Hi,
Please tell me how to include parallel processing for the below code. Thanks in advance
I have a list of users directories in root directory. Each user has a directory by his /her username.
I am finding the size of each directorry using du -g command.. and checking if the size exceeds 3GB a limit.
The problem is that it takes around 30 minutes for around 1000 users.
for i in `ls -l | grep -i <username>`
do
du -g $i | awk '{if ($1 > 3) print $0}' >> size.txt
done
The script as posted does not work for several reasons. For example, where does "<username>" come from? What is "ls -l" for? What does the "list of users directories in root directory" look like, what created the file, and where is that file?
Please post the script you actually used.
If these are user home directories (same as those in /etc/passwd) there are much easier ways of finding the totals.
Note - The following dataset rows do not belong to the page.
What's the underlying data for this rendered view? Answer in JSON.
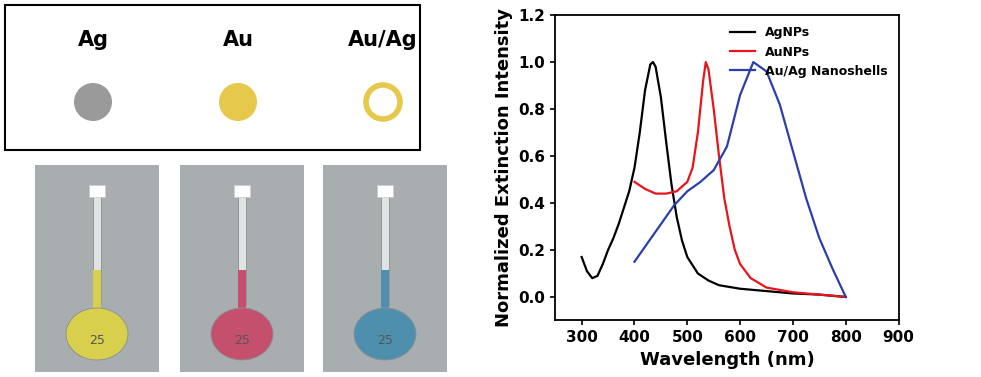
{
  "schematic": {
    "labels": [
      "Ag",
      "Au",
      "Au/Ag"
    ]
  },
  "photos": {
    "flask_label": "25"
  },
  "chart_data": {
    "type": "line",
    "x_label": "Wavelength (nm)",
    "y_label": "Normalized Extinction Intensity",
    "xlim": [
      250,
      900
    ],
    "xticks": [
      300,
      400,
      500,
      600,
      700,
      800,
      900
    ],
    "ylim": [
      -0.1,
      1.2
    ],
    "yticks": [
      0.0,
      0.2,
      0.4,
      0.6,
      0.8,
      1.0,
      1.2
    ],
    "legend": "upper right",
    "series": [
      {
        "name": "AgNPs",
        "color": "#000000",
        "x": [
          300,
          310,
          320,
          330,
          340,
          350,
          360,
          370,
          380,
          390,
          400,
          410,
          420,
          430,
          435,
          440,
          450,
          460,
          470,
          480,
          490,
          500,
          520,
          540,
          560,
          600,
          650,
          700,
          750,
          800
        ],
        "values": [
          0.17,
          0.11,
          0.08,
          0.09,
          0.14,
          0.2,
          0.25,
          0.31,
          0.38,
          0.45,
          0.55,
          0.7,
          0.88,
          0.99,
          1.0,
          0.98,
          0.85,
          0.66,
          0.48,
          0.34,
          0.24,
          0.17,
          0.1,
          0.07,
          0.05,
          0.035,
          0.025,
          0.015,
          0.01,
          0.0
        ]
      },
      {
        "name": "AuNPs",
        "color": "#e8141b",
        "x": [
          400,
          420,
          440,
          460,
          480,
          500,
          510,
          520,
          530,
          535,
          540,
          550,
          560,
          570,
          580,
          590,
          600,
          620,
          650,
          700,
          750,
          800
        ],
        "values": [
          0.49,
          0.46,
          0.44,
          0.44,
          0.45,
          0.49,
          0.55,
          0.7,
          0.92,
          1.0,
          0.97,
          0.8,
          0.6,
          0.42,
          0.3,
          0.2,
          0.14,
          0.08,
          0.04,
          0.02,
          0.01,
          0.0
        ]
      },
      {
        "name": "Au/Ag Nanoshells",
        "color": "#2b3fa8",
        "x": [
          400,
          425,
          450,
          475,
          500,
          525,
          550,
          575,
          600,
          625,
          650,
          675,
          700,
          725,
          750,
          775,
          800
        ],
        "values": [
          0.15,
          0.23,
          0.31,
          0.39,
          0.45,
          0.49,
          0.54,
          0.64,
          0.86,
          1.0,
          0.96,
          0.82,
          0.62,
          0.42,
          0.25,
          0.12,
          0.0
        ]
      }
    ]
  }
}
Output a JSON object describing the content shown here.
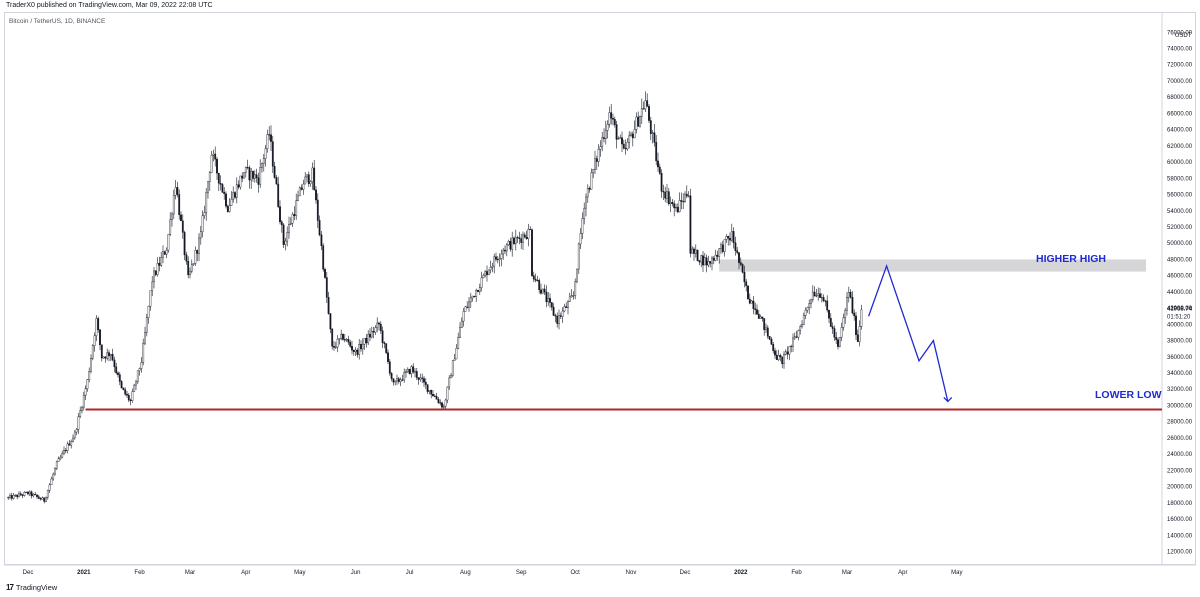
{
  "header": {
    "published": "TraderX0 published on TradingView.com, Mar 09, 2022 22:08 UTC",
    "symbol": "Bitcoin / TetherUS, 1D, BINANCE"
  },
  "footer": {
    "brand": "TradingView",
    "logo_glyph": "17"
  },
  "price_scale": {
    "unit": "USDT",
    "current_price": "41958.74",
    "countdown": "01:51:20"
  },
  "annotations": {
    "higher_high": "HIGHER HIGH",
    "lower_low": "LOWER LOW"
  },
  "colors": {
    "up": "#ffffff",
    "down": "#131722",
    "support_line": "#b2242e",
    "resistance_zone": "#d6d6d8",
    "projection": "#1f2bd1"
  },
  "chart_data": {
    "type": "candlestick",
    "title": "Bitcoin / TetherUS, 1D, BINANCE",
    "ylim": [
      10000,
      76000
    ],
    "y_ticks": [
      12000,
      14000,
      16000,
      18000,
      20000,
      22000,
      24000,
      26000,
      28000,
      30000,
      32000,
      34000,
      36000,
      38000,
      40000,
      42000,
      44000,
      46000,
      48000,
      50000,
      52000,
      54000,
      56000,
      58000,
      60000,
      62000,
      64000,
      66000,
      68000,
      70000,
      72000,
      74000
    ],
    "y_tick_labels": [
      "12000.00",
      "14000.00",
      "16000.00",
      "18000.00",
      "20000.00",
      "22000.00",
      "24000.00",
      "26000.00",
      "28000.00",
      "30000.00",
      "32000.00",
      "34000.00",
      "36000.00",
      "38000.00",
      "40000.00",
      "42000.00",
      "44000.00",
      "46000.00",
      "48000.00",
      "50000.00",
      "52000.00",
      "54000.00",
      "56000.00",
      "58000.00",
      "60000.00",
      "62000.00",
      "64000.00",
      "66000.00",
      "68000.00",
      "70000.00",
      "72000.00",
      "74000.00"
    ],
    "top_partial_label": "76000.00",
    "x_tick_labels": [
      "Dec",
      "2021",
      "Feb",
      "Mar",
      "Apr",
      "May",
      "Jun",
      "Jul",
      "Aug",
      "Sep",
      "Oct",
      "Nov",
      "Dec",
      "2022",
      "Feb",
      "Mar",
      "Apr",
      "May"
    ],
    "x_tick_dates": [
      "2020-12-01",
      "2021-01-01",
      "2021-02-01",
      "2021-03-01",
      "2021-04-01",
      "2021-05-01",
      "2021-06-01",
      "2021-07-01",
      "2021-08-01",
      "2021-09-01",
      "2021-10-01",
      "2021-11-01",
      "2021-12-01",
      "2022-01-01",
      "2022-02-01",
      "2022-03-01",
      "2022-04-01",
      "2022-05-01"
    ],
    "price_path": [
      [
        "2020-11-20",
        18600
      ],
      [
        "2020-12-01",
        19200
      ],
      [
        "2020-12-10",
        18300
      ],
      [
        "2020-12-17",
        22800
      ],
      [
        "2020-12-27",
        26500
      ],
      [
        "2021-01-03",
        33000
      ],
      [
        "2021-01-08",
        40500
      ],
      [
        "2021-01-11",
        36000
      ],
      [
        "2021-01-16",
        36500
      ],
      [
        "2021-01-22",
        32000
      ],
      [
        "2021-01-27",
        30500
      ],
      [
        "2021-02-02",
        35500
      ],
      [
        "2021-02-08",
        45500
      ],
      [
        "2021-02-16",
        49500
      ],
      [
        "2021-02-21",
        57500
      ],
      [
        "2021-02-28",
        45500
      ],
      [
        "2021-03-07",
        51000
      ],
      [
        "2021-03-13",
        61000
      ],
      [
        "2021-03-22",
        54500
      ],
      [
        "2021-03-31",
        58800
      ],
      [
        "2021-04-08",
        58000
      ],
      [
        "2021-04-14",
        63500
      ],
      [
        "2021-04-22",
        50000
      ],
      [
        "2021-05-03",
        57500
      ],
      [
        "2021-05-08",
        58500
      ],
      [
        "2021-05-13",
        49500
      ],
      [
        "2021-05-19",
        37000
      ],
      [
        "2021-05-25",
        38500
      ],
      [
        "2021-06-01",
        36500
      ],
      [
        "2021-06-14",
        40000
      ],
      [
        "2021-06-22",
        32500
      ],
      [
        "2021-07-02",
        34500
      ],
      [
        "2021-07-20",
        29800
      ],
      [
        "2021-07-31",
        41500
      ],
      [
        "2021-08-14",
        47000
      ],
      [
        "2021-08-22",
        49300
      ],
      [
        "2021-09-06",
        51500
      ],
      [
        "2021-09-07",
        46500
      ],
      [
        "2021-09-21",
        40500
      ],
      [
        "2021-09-30",
        43500
      ],
      [
        "2021-10-06",
        55000
      ],
      [
        "2021-10-20",
        66000
      ],
      [
        "2021-10-28",
        61000
      ],
      [
        "2021-11-09",
        67500
      ],
      [
        "2021-11-18",
        57000
      ],
      [
        "2021-11-26",
        54000
      ],
      [
        "2021-12-03",
        56500
      ],
      [
        "2021-12-04",
        49000
      ],
      [
        "2021-12-14",
        47500
      ],
      [
        "2021-12-27",
        51000
      ],
      [
        "2022-01-05",
        43500
      ],
      [
        "2022-01-10",
        41800
      ],
      [
        "2022-01-21",
        36000
      ],
      [
        "2022-01-24",
        35500
      ],
      [
        "2022-02-01",
        38600
      ],
      [
        "2022-02-10",
        44000
      ],
      [
        "2022-02-15",
        43800
      ],
      [
        "2022-02-24",
        37000
      ],
      [
        "2022-03-02",
        44200
      ],
      [
        "2022-03-07",
        38000
      ],
      [
        "2022-03-09",
        41958
      ]
    ],
    "support_level": 29500,
    "support_start": "2021-01-02",
    "resistance_zone": {
      "from": 46500,
      "to": 48000,
      "start": "2021-12-20"
    },
    "projection": [
      [
        "2022-03-13",
        41000
      ],
      [
        "2022-03-23",
        47200
      ],
      [
        "2022-04-10",
        35500
      ],
      [
        "2022-04-18",
        38000
      ],
      [
        "2022-04-26",
        30500
      ]
    ]
  }
}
I wouldn't expect user home directories to be directly under the root directory so maybe this is not what you are trying to do.
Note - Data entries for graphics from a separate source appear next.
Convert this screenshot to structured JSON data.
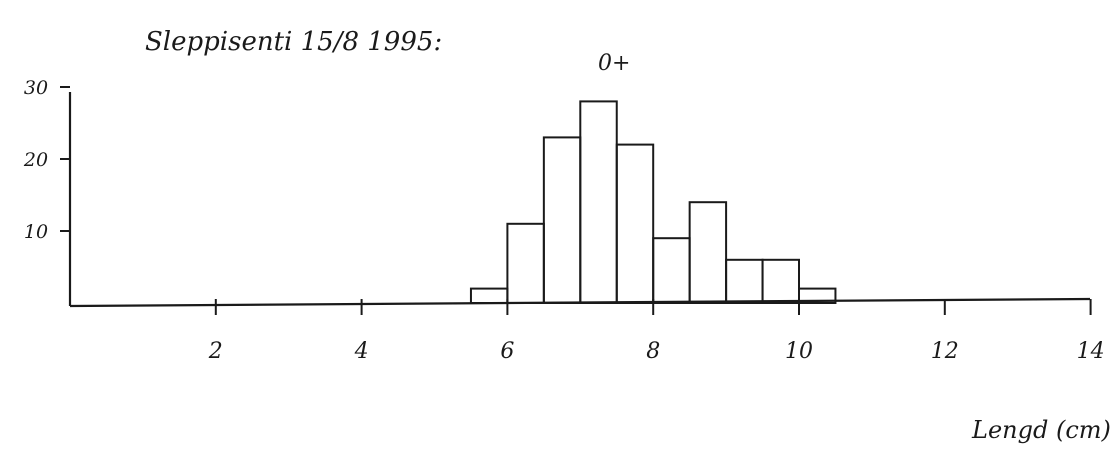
{
  "chart_data": {
    "type": "bar",
    "title": "Slеppisеnti 15/8 1995:",
    "subtitle": "0+",
    "xlabel": "Lengd (cm)",
    "ylabel": "",
    "xlim": [
      0,
      14
    ],
    "ylim": [
      0,
      30
    ],
    "x_ticks": [
      "2",
      "4",
      "6",
      "8",
      "10",
      "12",
      "14"
    ],
    "y_ticks": [
      "10",
      "20",
      "30"
    ],
    "bin_width": 0.5,
    "bins": [
      {
        "start": 5.5,
        "value": 2
      },
      {
        "start": 6.0,
        "value": 11
      },
      {
        "start": 6.5,
        "value": 23
      },
      {
        "start": 7.0,
        "value": 28
      },
      {
        "start": 7.5,
        "value": 22
      },
      {
        "start": 8.0,
        "value": 9
      },
      {
        "start": 8.5,
        "value": 14
      },
      {
        "start": 9.0,
        "value": 6
      },
      {
        "start": 9.5,
        "value": 6
      },
      {
        "start": 10.0,
        "value": 2
      }
    ],
    "grid": false,
    "legend": "none"
  }
}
Is there any reason to believe doing the lookups in parallel will be faster? The performance limiter is probably going to be how fast the data can be retrieved from disk anyway.
It'd also probably be faster to just pass the file names to one instance of du instead of running du over and over again.
I note that matrixmadhan has used "ls -1" (number one) which makes more sense than the "ls -l" (letter ell) in the original post.
Because the original post contains "du -g" I wonder if this is an IBM AIX machine? i.e. one with a very limited command line length.